Le succès du passage dramatique, qui impliquait un réel "renversement de perception", puisque, sur le mode entaxique selon le néologisme éliadien, le « contenant » est devenu le « contenu »était, par conséquent, déterminée par la seule "connaissance" que le pratiquant avait obtenue à travers les enseignements opérationnel reçu, conjointement avec d'autres aides "magiques" en sa possession, considérée comme essentielle pour accomplir victorieusement son "voyage", une caractéristique soulignée à plusieurs reprises à propos du judéo-christianisme de l'empreinte essénienne, car, en fait, un Essénien, désormais presque sans aucun doute, semble avoir été James, selon les études susmentionnées de Bargil Pixner et Vittoria Luisa Guidetti et bien d'autres.

Per la specificità rivestita vorremmo solo sottolineare che tra questi ausili magici, che naturalmente avrebbero bisogno di una esplicazione di ben più vasta portata, c'era ordinariamente la necessità di tatuare il corpo con varie incisioni, ovvero lettere ebraiche, sigilli, croci e quant' Autre. Ces opérations peuvent se rapprocher de ce que Silvano Panunzio décrit, se référant probablement à Marco le Gnostique ou au Prophète de l'Islam, avec la locution "incarnation de la grammaire”. En fait, ces "signatures" ne représentent pas des actes de stoïcisme ou d'ascèse pour eux-mêmes, mais sont plutôt destinées à produire des effets transmutatifs efficaces sur l'âme en vertu, répétons-nous encore, de l'efficacité opératoire produite sur l'âme elle-même et , comme mentionné, ces expédients (répandus dans le christianisme celtique) apparaissent comme des armes essentielles pour soutenir les combats au niveau subtil de la démonstration.  
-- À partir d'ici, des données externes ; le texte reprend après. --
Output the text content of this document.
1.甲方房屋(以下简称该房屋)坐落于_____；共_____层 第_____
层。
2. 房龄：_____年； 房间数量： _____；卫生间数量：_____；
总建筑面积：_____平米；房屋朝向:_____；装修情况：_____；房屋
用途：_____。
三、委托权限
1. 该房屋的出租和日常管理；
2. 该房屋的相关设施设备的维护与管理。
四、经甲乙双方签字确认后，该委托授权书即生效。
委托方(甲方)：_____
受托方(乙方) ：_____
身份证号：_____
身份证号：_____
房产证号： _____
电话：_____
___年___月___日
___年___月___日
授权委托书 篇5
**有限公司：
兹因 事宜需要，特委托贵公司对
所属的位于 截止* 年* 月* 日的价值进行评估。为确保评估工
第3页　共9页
Iacumin identifie le dépôt de ces instructions (par exemple celles qui ont servi à utiliser la faveur de l'opposition planétaire entre Jupiter et Vénus, l'un des points cruciaux du chemin), visant à échapper aux guillotines planétaires, mettant en pratique les formules méticuleusement rapportées et rituels dans deux autres textes gnostiques, à savoir Jeu 1 et Jeu 2 (Gnose du dieu invisible), faisant partie du code Bruce (Codex Brucianus) et les textes sont similaires à ceux contenus dans le Codex Askevianus (celle de la Pistis Sophia), ce qui nous amène maintenant à conclure, sans plus hésiter, que à Aquilée, un vrai était utilisé Le canon gnostique visait également sans équivoque le voyage mystique (ou cosmique, si vous préférez). 
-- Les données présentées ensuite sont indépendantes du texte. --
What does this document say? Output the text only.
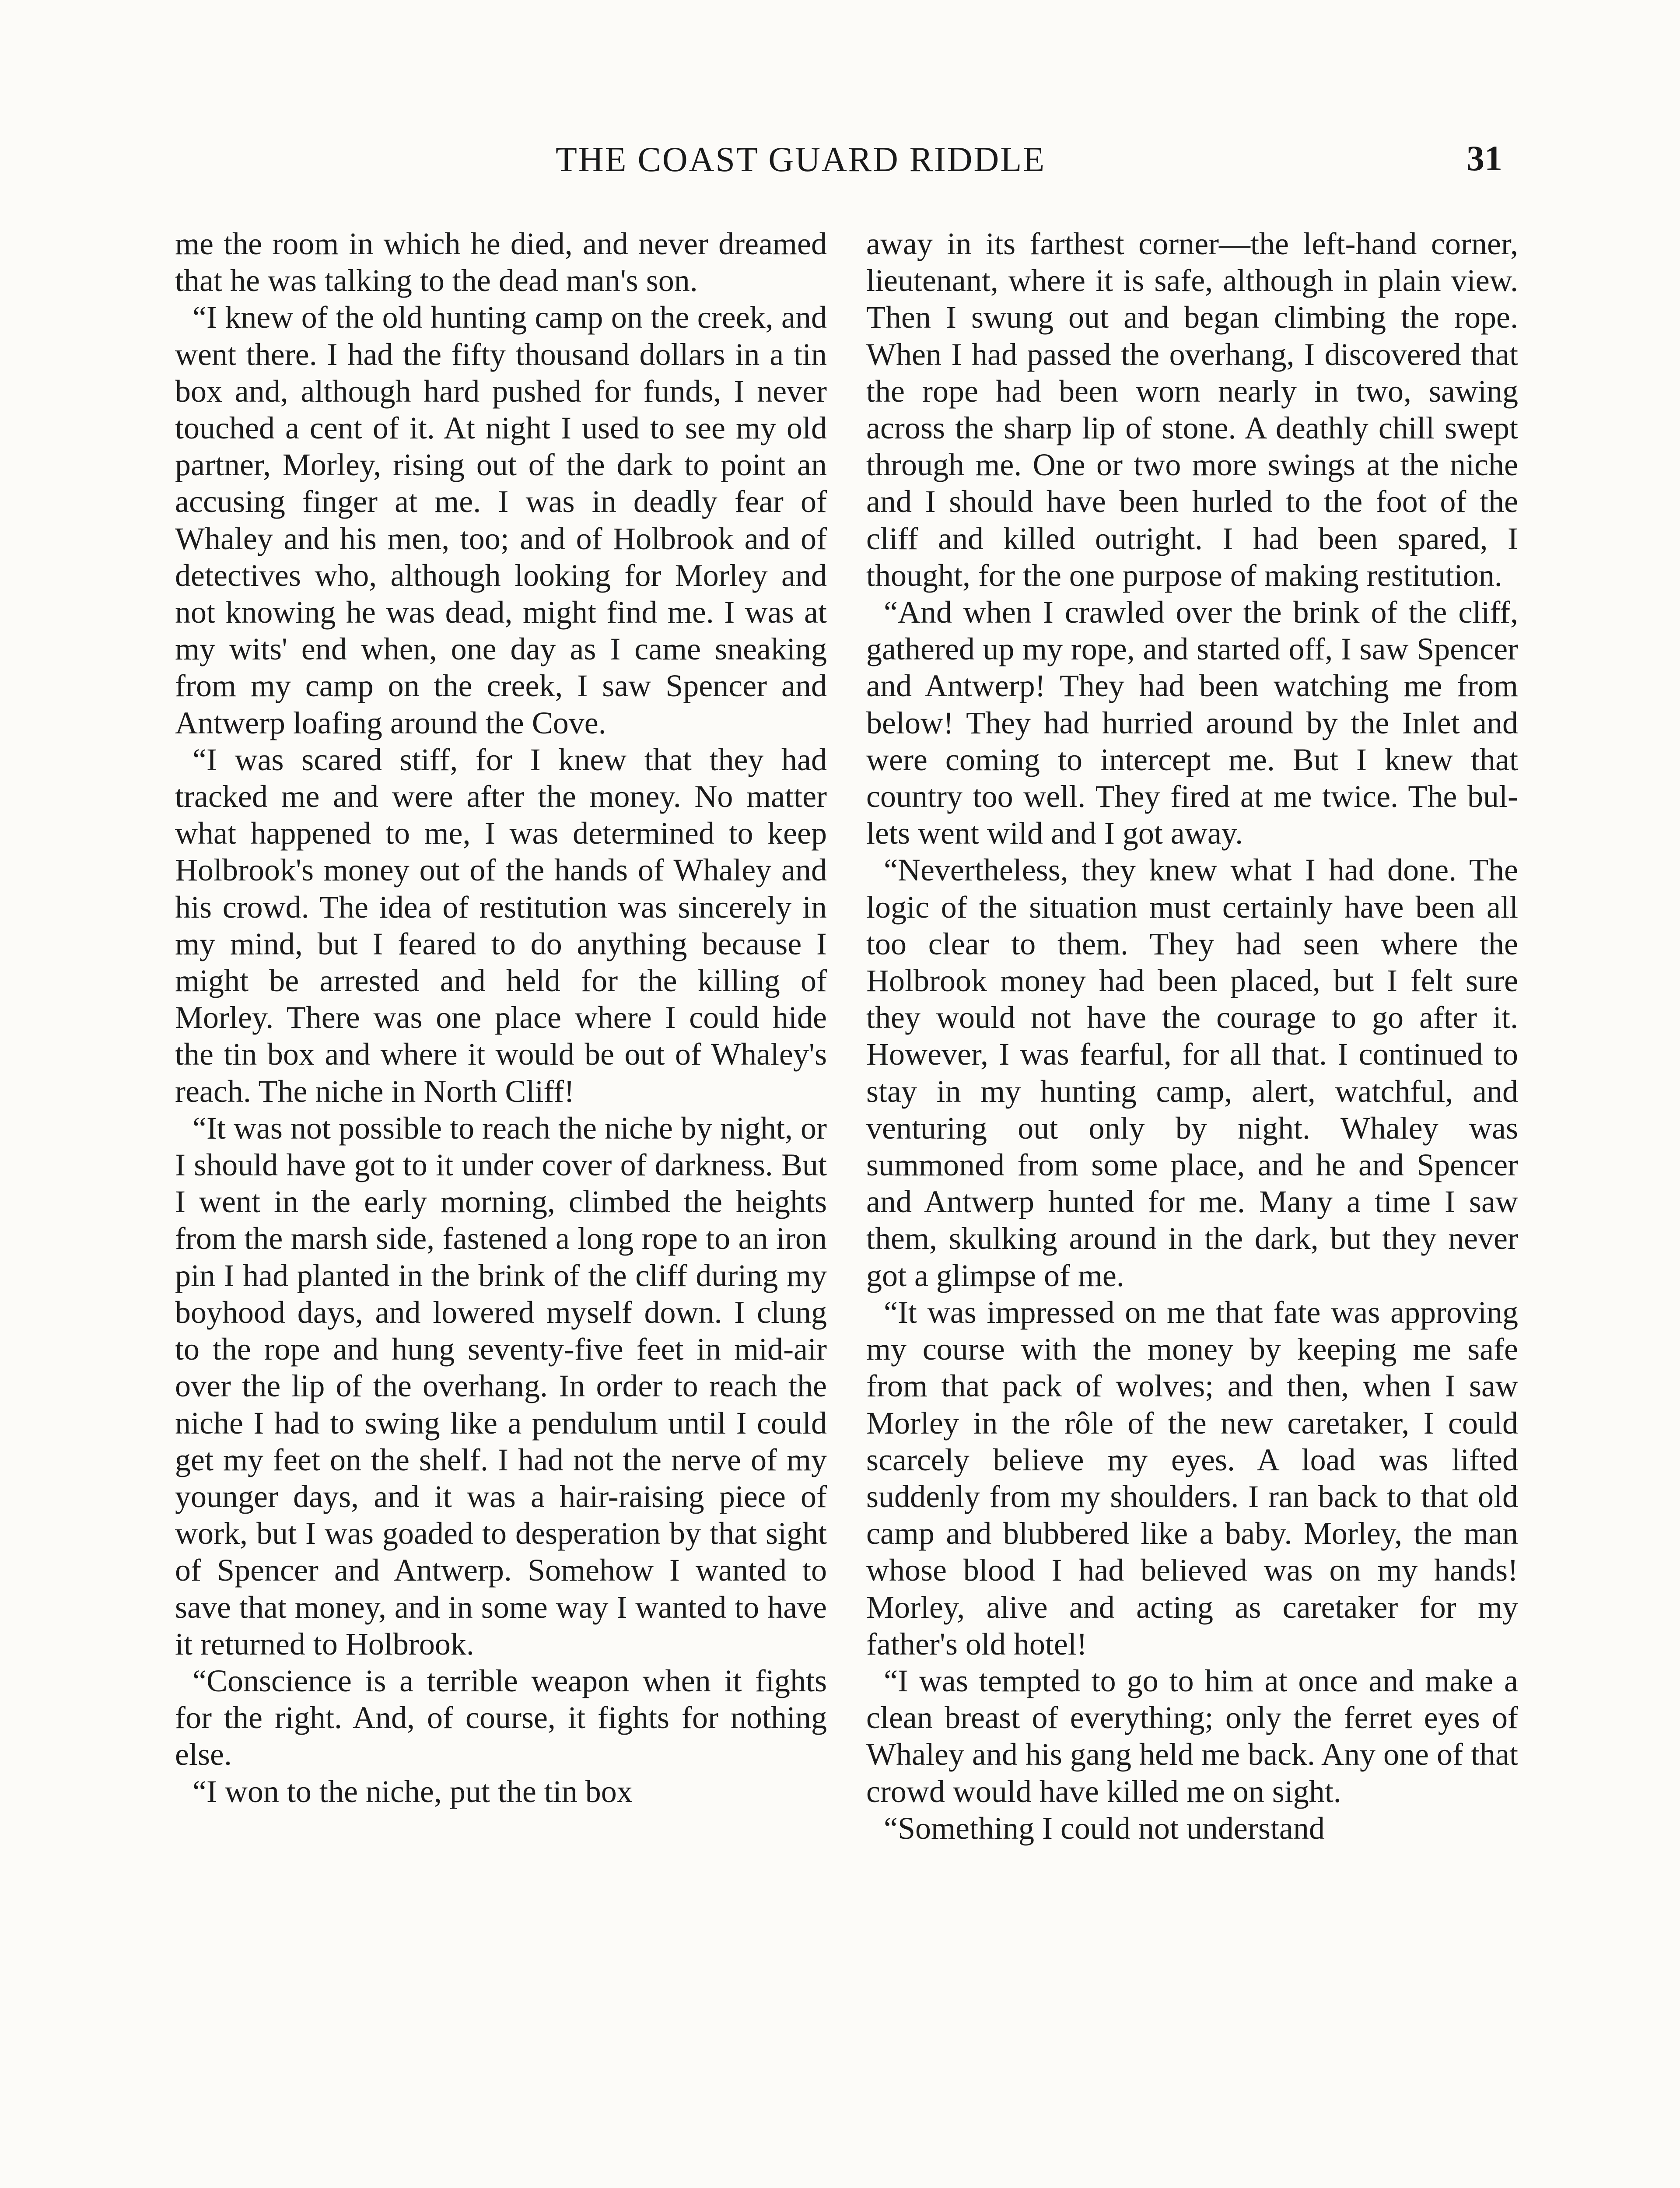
THE COAST GUARD RIDDLE	31

me the room in which he died, and never dreamed that he was talking to the dead man's son.

“I knew of the old hunting camp on the creek, and went there. I had the fifty thousand dollars in a tin box and, although hard pushed for funds, I never touched a cent of it. At night I used to see my old partner, Morley, rising out of the dark to point an accusing finger at me. I was in deadly fear of Whaley and his men, too; and of Holbrook and of detectives who, although looking for Morley and not knowing he was dead, might find me. I was at my wits' end when, one day as I came sneaking from my camp on the creek, I saw Spencer and Antwerp loafing around the Cove.

“I was scared stiff, for I knew that they had tracked me and were after the money. No matter what happened to me, I was determined to keep Holbrook's money out of the hands of Whaley and his crowd. The idea of restitution was sincerely in my mind, but I feared to do anything because I might be arrested and held for the killing of Morley. There was one place where I could hide the tin box and where it would be out of Whaley's reach. The niche in North Cliff!

“It was not possible to reach the niche by night, or I should have got to it under cover of darkness. But I went in the early morning, climbed the heights from the marsh side, fastened a long rope to an iron pin I had planted in the brink of the cliff during my boyhood days, and lowered myself down. I clung to the rope and hung seventy-five feet in mid-air over the lip of the overhang. In order to reach the niche I had to swing like a pendulum until I could get my feet on the shelf. I had not the nerve of my younger days, and it was a hair-raising piece of work, but I was goaded to desperation by that sight of Spencer and Antwerp. Somehow I wanted to save that money, and in some way I wanted to have it returned to Holbrook.

“Conscience is a terrible weapon when it fights for the right. And, of course, it fights for nothing else.

“I won to the niche, put the tin box

away in its farthest corner—the left-hand corner, lieutenant, where it is safe, although in plain view. Then I swung out and began climbing the rope. When I had passed the overhang, I discovered that the rope had been worn nearly in two, sawing across the sharp lip of stone. A deathly chill swept through me. One or two more swings at the niche and I should have been hurled to the foot of the cliff and killed outright. I had been spared, I thought, for the one purpose of making restitution.

“And when I crawled over the brink of the cliff, gathered up my rope, and started off, I saw Spencer and Antwerp! They had been watching me from below! They had hurried around by the Inlet and were coming to intercept me. But I knew that country too well. They fired at me twice. The bullets went wild and I got away.

“Nevertheless, they knew what I had done. The logic of the situation must certainly have been all too clear to them. They had seen where the Holbrook money had been placed, but I felt sure they would not have the courage to go after it. However, I was fearful, for all that. I continued to stay in my hunting camp, alert, watchful, and venturing out only by night. Whaley was summoned from some place, and he and Spencer and Antwerp hunted for me. Many a time I saw them, skulking around in the dark, but they never got a glimpse of me.

“It was impressed on me that fate was approving my course with the money by keeping me safe from that pack of wolves; and then, when I saw Morley in the rôle of the new caretaker, I could scarcely believe my eyes. A load was lifted suddenly from my shoulders. I ran back to that old camp and blubbered like a baby. Morley, the man whose blood I had believed was on my hands! Morley, alive and acting as caretaker for my father's old hotel!

“I was tempted to go to him at once and make a clean breast of everything; only the ferret eyes of Whaley and his gang held me back. Any one of that crowd would have killed me on sight.

“Something I could not understand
La lutte entre les deux princes 

Deux figures emblématiques de la mosaïque d'Aquilée. Le bélier représente le Prépère (par exemple la gnose valentinienne), l'origine de tout. Sa connotation zodiacale, commençant le zodiaque par le troupeau, est soulignée par le signe du Bélier zodiacal, le signe du début, sur le museau de l'animal. L'autre figure représente la lutte entre l'élément lumineux, le coq, avec le principe obscur opposé (la tortue = tartre). La dispute se déroule sous la domination du Plérome représenté par un flacon de baume parfumé. Il n'est pas superflu de remarquer que l'émanation parfumée est une caractéristique du Christ ressuscité à l'instar de ce qui arrive aux saints hommes dont l'odeur agréable pénètre jusqu'à l'épaisseur du tombeau. Contrairement à ce monde à l'odeur nauséabonde, le Plérome dégage donc un parfum enivrant. En référence à cette image très importante, s'ajoute une considération précise de l'Iacumin relative au caractère archaïque de la tortue comme symbole du Tartare :

Nous nous rappelons aussi que dans l'Evangile le alektorofonie, ou chant du coq (galicinium) fait référence à l'aube du matin (et fait donc allusion à l'éveil initiatique). Encore plus anciens sont Hésiode et Homère qui, dans la Théogonie et l'Iliade, nous parlent de l'abîme des « ténèbres » et du « royaume des morts ». Dans l'Apocalypse de Pierre, l'ange gardien des morts est appelé "Tatirìkos". Dans l'Apocalypse de Paul, l'ange qui préside aux tourments de l'enfer est appelé « Tartaroùkos ». Dans les Livres sibyllins, il est dit que «dans l'obscurité de la nuit se trouvent les bêtes terribles du Tartare» et «les esprits souterrains des anges qui vivent dans le Tartare»; dans le Traité des Deux Esprits, le diable est appelé "le noir" et s'oppose à l'ange de lumière.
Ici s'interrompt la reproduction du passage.